As the COVID-19 crisis hit, several states brought in payroll tax waivers, Marcelis notes.
As of June 1, in New South Wales, Victoria, Queensland, Western Australia and Tasmania those waivers (or refund eligibility, in Victoria) will expire. Eligible businesses in some of these states and territories, will instead be able to claim a deferral of payroll tax, meaning the money is still owed, but due at a later date.
“Understand that whatever benefits you were getting from payroll tax, you want to make sure you understand what those changes are,” Marcelis says.
When it comes to boosting their coffers, many startups have been been striving to take advantage of the government’s $105 billion business loan stimulus.
Again, startup’s don’t slot easily into this package, especially those that are pre-revenue, Marcelis notes.

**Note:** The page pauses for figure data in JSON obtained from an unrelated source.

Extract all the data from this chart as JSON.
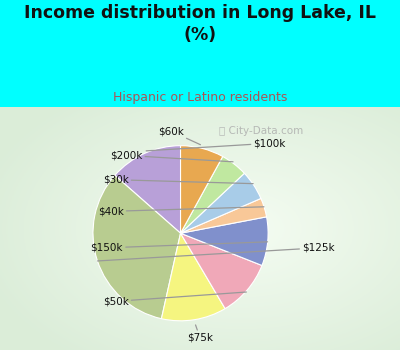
{
  "title": "Income distribution in Long Lake, IL\n(%)",
  "subtitle": "Hispanic or Latino residents",
  "title_color": "#111111",
  "subtitle_color": "#aa5555",
  "bg_color": "#00ffff",
  "chart_bg_left": "#c8e8d8",
  "chart_bg_right": "#e8f8f0",
  "watermark": "ⓘ City-Data.com",
  "labels": [
    "$100k",
    "$125k",
    "$75k",
    "$50k",
    "$150k",
    "$40k",
    "$30k",
    "$200k",
    "$60k"
  ],
  "values": [
    13.5,
    33.0,
    12.0,
    10.5,
    9.0,
    3.5,
    5.5,
    5.0,
    8.0
  ],
  "colors": [
    "#b8a0d8",
    "#b8cc90",
    "#f5f580",
    "#f0a8b8",
    "#8090cc",
    "#f8c898",
    "#a8cce8",
    "#c0e8a0",
    "#e8a850"
  ],
  "start_angle": 90,
  "figsize": [
    4.0,
    3.5
  ],
  "dpi": 100
}
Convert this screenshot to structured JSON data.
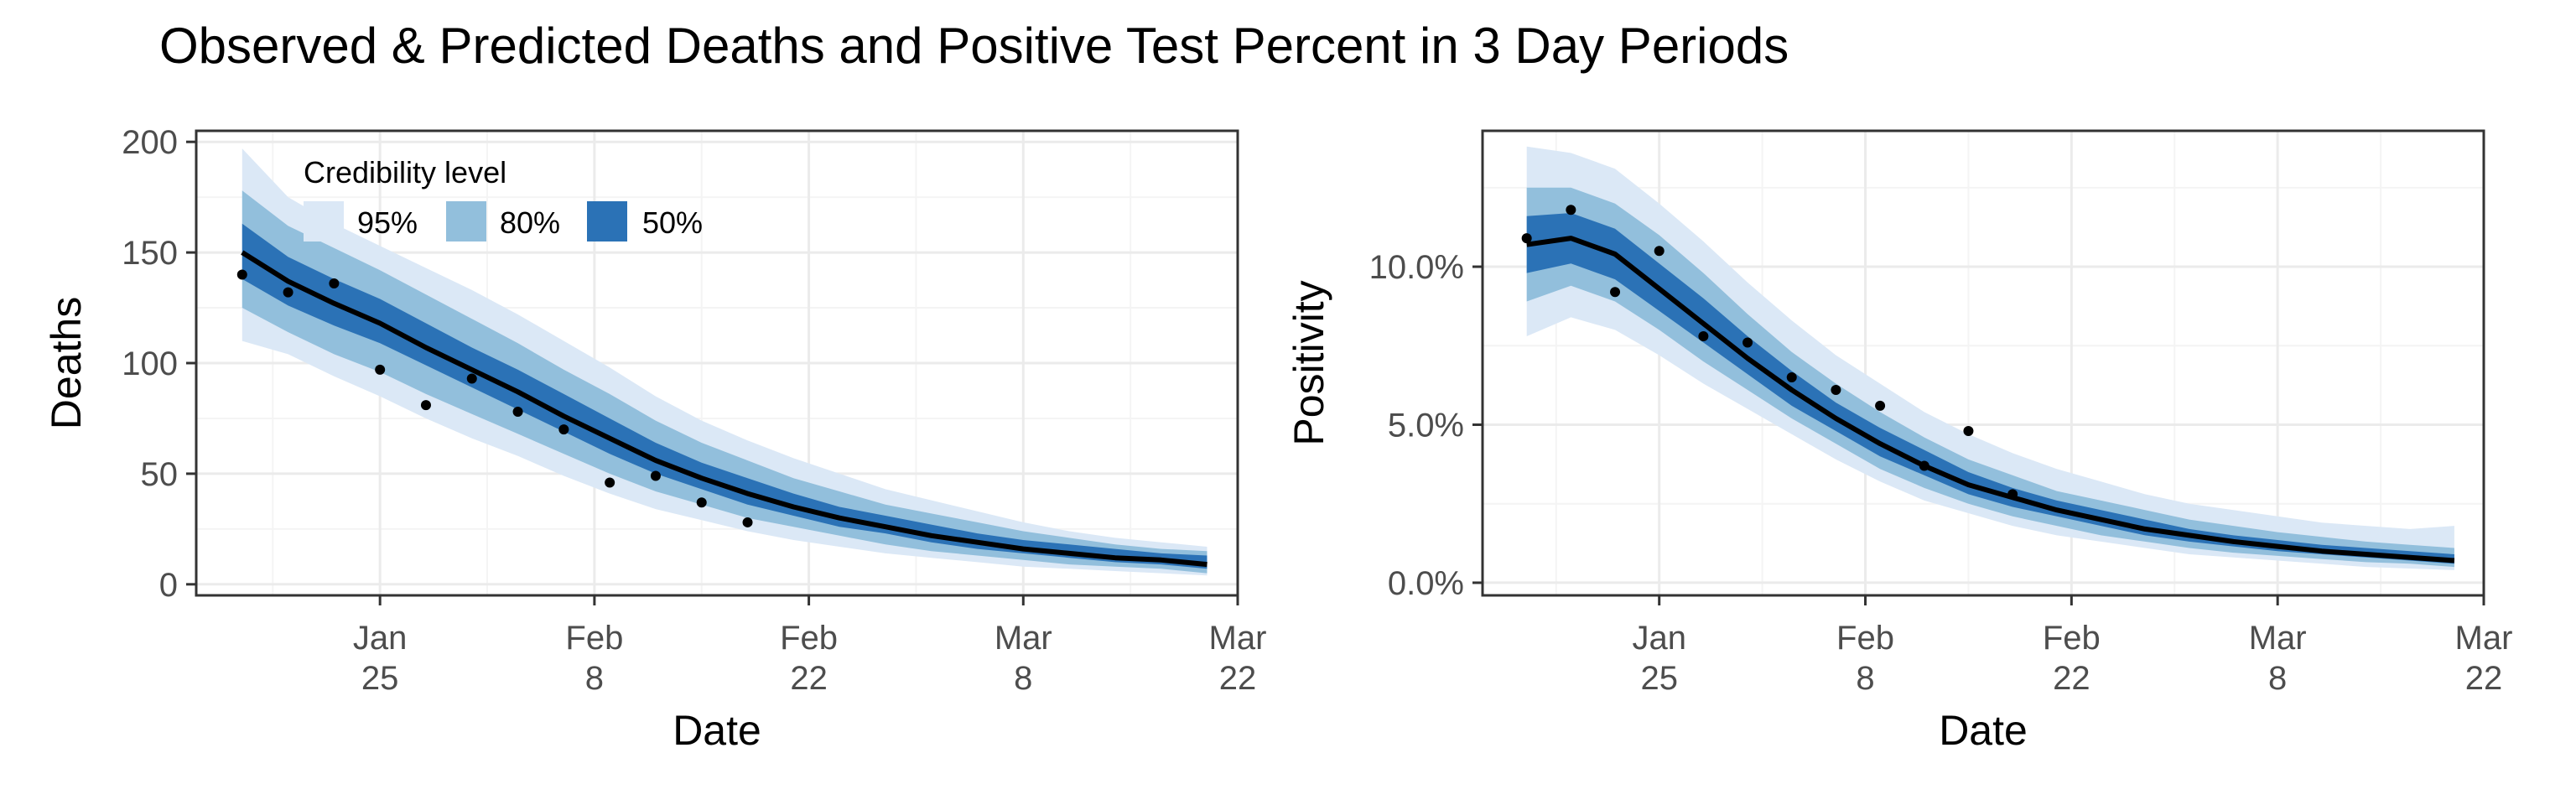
{
  "title": "Observed & Predicted Deaths and Positive Test Percent in 3 Day Periods",
  "colors": {
    "band95": "#dbe8f6",
    "band80": "#92bfdc",
    "band50": "#2b72b6",
    "median": "#000000",
    "points": "#000000",
    "grid_major": "#ebebeb",
    "grid_minor": "#f4f4f4",
    "panel_border": "#333333"
  },
  "legend": {
    "title": "Credibility level",
    "items": [
      {
        "label": "95%",
        "color": "#dbe8f6"
      },
      {
        "label": "80%",
        "color": "#92bfdc"
      },
      {
        "label": "50%",
        "color": "#2b72b6"
      }
    ],
    "placement": "top-left inside left panel"
  },
  "chart_data": [
    {
      "type": "area",
      "xlabel": "Date",
      "ylabel": "Deaths",
      "xlim": [
        "2021-01-13",
        "2021-03-22"
      ],
      "ylim": [
        -5,
        205
      ],
      "x_ticks": [
        {
          "date": "2021-01-25",
          "line1": "Jan",
          "line2": "25"
        },
        {
          "date": "2021-02-08",
          "line1": "Feb",
          "line2": "8"
        },
        {
          "date": "2021-02-22",
          "line1": "Feb",
          "line2": "22"
        },
        {
          "date": "2021-03-08",
          "line1": "Mar",
          "line2": "8"
        },
        {
          "date": "2021-03-22",
          "line1": "Mar",
          "line2": "22"
        }
      ],
      "y_ticks": [
        {
          "value": 0,
          "label": "0"
        },
        {
          "value": 50,
          "label": "50"
        },
        {
          "value": 100,
          "label": "100"
        },
        {
          "value": 150,
          "label": "150"
        },
        {
          "value": 200,
          "label": "200"
        }
      ],
      "grid": true,
      "bands": {
        "x": [
          "2021-01-16",
          "2021-01-19",
          "2021-01-22",
          "2021-01-25",
          "2021-01-28",
          "2021-01-31",
          "2021-02-03",
          "2021-02-06",
          "2021-02-09",
          "2021-02-12",
          "2021-02-15",
          "2021-02-18",
          "2021-02-21",
          "2021-02-24",
          "2021-02-27",
          "2021-03-02",
          "2021-03-05",
          "2021-03-08",
          "2021-03-11",
          "2021-03-14",
          "2021-03-17",
          "2021-03-20"
        ],
        "median": [
          150,
          137,
          127,
          118,
          107,
          97,
          87,
          76,
          66,
          56,
          48,
          41,
          35,
          30,
          26,
          22,
          19,
          16,
          14,
          12,
          11,
          9
        ],
        "lo50": [
          138,
          126,
          117,
          109,
          99,
          89,
          79,
          69,
          59,
          50,
          43,
          36,
          31,
          26,
          23,
          19,
          16,
          14,
          12,
          10,
          9,
          7
        ],
        "hi50": [
          163,
          148,
          138,
          129,
          118,
          107,
          97,
          86,
          75,
          64,
          55,
          48,
          41,
          35,
          31,
          27,
          23,
          20,
          18,
          16,
          14,
          13
        ],
        "lo80": [
          125,
          114,
          104,
          96,
          86,
          77,
          68,
          59,
          50,
          42,
          36,
          30,
          26,
          22,
          18,
          15,
          13,
          11,
          9,
          8,
          7,
          5
        ],
        "hi80": [
          178,
          162,
          152,
          142,
          131,
          120,
          109,
          97,
          86,
          74,
          64,
          56,
          48,
          42,
          36,
          32,
          28,
          24,
          21,
          18,
          16,
          15
        ],
        "lo95": [
          110,
          104,
          94,
          85,
          75,
          66,
          58,
          49,
          41,
          34,
          29,
          24,
          20,
          17,
          14,
          12,
          10,
          8,
          7,
          6,
          5,
          4
        ],
        "hi95": [
          197,
          175,
          163,
          153,
          143,
          133,
          122,
          110,
          98,
          85,
          74,
          65,
          57,
          50,
          43,
          38,
          33,
          28,
          24,
          21,
          19,
          17
        ]
      },
      "observed": {
        "x": [
          "2021-01-16",
          "2021-01-19",
          "2021-01-22",
          "2021-01-25",
          "2021-01-28",
          "2021-01-31",
          "2021-02-03",
          "2021-02-06",
          "2021-02-09",
          "2021-02-12",
          "2021-02-15",
          "2021-02-18"
        ],
        "y": [
          140,
          132,
          136,
          97,
          81,
          93,
          78,
          70,
          46,
          49,
          37,
          28
        ]
      }
    },
    {
      "type": "area",
      "xlabel": "Date",
      "ylabel": "Positivity",
      "xlim": [
        "2021-01-13",
        "2021-03-22"
      ],
      "ylim": [
        -0.4,
        14.3
      ],
      "x_ticks": [
        {
          "date": "2021-01-25",
          "line1": "Jan",
          "line2": "25"
        },
        {
          "date": "2021-02-08",
          "line1": "Feb",
          "line2": "8"
        },
        {
          "date": "2021-02-22",
          "line1": "Feb",
          "line2": "22"
        },
        {
          "date": "2021-03-08",
          "line1": "Mar",
          "line2": "8"
        },
        {
          "date": "2021-03-22",
          "line1": "Mar",
          "line2": "22"
        }
      ],
      "y_ticks": [
        {
          "value": 0,
          "label": "0.0%"
        },
        {
          "value": 5,
          "label": "5.0%"
        },
        {
          "value": 10,
          "label": "10.0%"
        }
      ],
      "grid": true,
      "bands": {
        "x": [
          "2021-01-16",
          "2021-01-19",
          "2021-01-22",
          "2021-01-25",
          "2021-01-28",
          "2021-01-31",
          "2021-02-03",
          "2021-02-06",
          "2021-02-09",
          "2021-02-12",
          "2021-02-15",
          "2021-02-18",
          "2021-02-21",
          "2021-02-24",
          "2021-02-27",
          "2021-03-02",
          "2021-03-05",
          "2021-03-08",
          "2021-03-11",
          "2021-03-14",
          "2021-03-17",
          "2021-03-20"
        ],
        "median": [
          10.7,
          10.9,
          10.4,
          9.3,
          8.2,
          7.1,
          6.1,
          5.2,
          4.4,
          3.7,
          3.1,
          2.7,
          2.3,
          2.0,
          1.7,
          1.5,
          1.3,
          1.15,
          1.0,
          0.9,
          0.8,
          0.7
        ],
        "lo50": [
          9.8,
          10.1,
          9.6,
          8.6,
          7.6,
          6.6,
          5.6,
          4.8,
          4.0,
          3.4,
          2.8,
          2.4,
          2.1,
          1.8,
          1.5,
          1.3,
          1.15,
          1.0,
          0.9,
          0.8,
          0.7,
          0.6
        ],
        "hi50": [
          11.6,
          11.7,
          11.2,
          10.1,
          9.0,
          7.8,
          6.7,
          5.7,
          4.9,
          4.2,
          3.5,
          3.0,
          2.6,
          2.3,
          2.0,
          1.7,
          1.5,
          1.35,
          1.2,
          1.1,
          1.0,
          0.9
        ],
        "lo80": [
          8.9,
          9.4,
          8.9,
          8.0,
          7.0,
          6.1,
          5.2,
          4.4,
          3.6,
          3.0,
          2.5,
          2.1,
          1.8,
          1.5,
          1.3,
          1.1,
          0.95,
          0.85,
          0.75,
          0.65,
          0.6,
          0.5
        ],
        "hi80": [
          12.5,
          12.5,
          12.0,
          11.0,
          9.8,
          8.5,
          7.3,
          6.3,
          5.4,
          4.6,
          3.9,
          3.4,
          2.9,
          2.6,
          2.3,
          2.0,
          1.8,
          1.6,
          1.45,
          1.3,
          1.2,
          1.1
        ],
        "lo95": [
          7.8,
          8.4,
          8.0,
          7.2,
          6.3,
          5.5,
          4.7,
          3.9,
          3.2,
          2.6,
          2.2,
          1.8,
          1.5,
          1.3,
          1.1,
          0.9,
          0.8,
          0.7,
          0.6,
          0.5,
          0.45,
          0.4
        ],
        "hi95": [
          13.8,
          13.6,
          13.1,
          12.0,
          10.8,
          9.5,
          8.3,
          7.2,
          6.3,
          5.4,
          4.7,
          4.1,
          3.6,
          3.2,
          2.8,
          2.5,
          2.3,
          2.1,
          1.9,
          1.8,
          1.7,
          1.8
        ]
      },
      "observed": {
        "x": [
          "2021-01-16",
          "2021-01-19",
          "2021-01-22",
          "2021-01-25",
          "2021-01-28",
          "2021-01-31",
          "2021-02-03",
          "2021-02-06",
          "2021-02-09",
          "2021-02-12",
          "2021-02-15",
          "2021-02-18"
        ],
        "y": [
          10.9,
          11.8,
          9.2,
          10.5,
          7.8,
          7.6,
          6.5,
          6.1,
          5.6,
          3.7,
          4.8,
          2.8
        ]
      }
    }
  ]
}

“Banks are a bit shy of it”, he says.
This isn’t necessarily something that’s EOFY-related. But, if you’re applying for a loan, it can help to have up-to-date financials, so the time of year lends itself to that.
“EOFY itself doesn’t necessarily mean anything in that process,” Marcelis says.
Rather, he advocates for “financial hygiene”.
“Get your ducks in a row, so that if you’re going to talk to banks for a lifeline, make sure that all your finances are in order,” he advises.
“Get all that stuff sorted so that it’s clean when you’re talking to banks and investors.”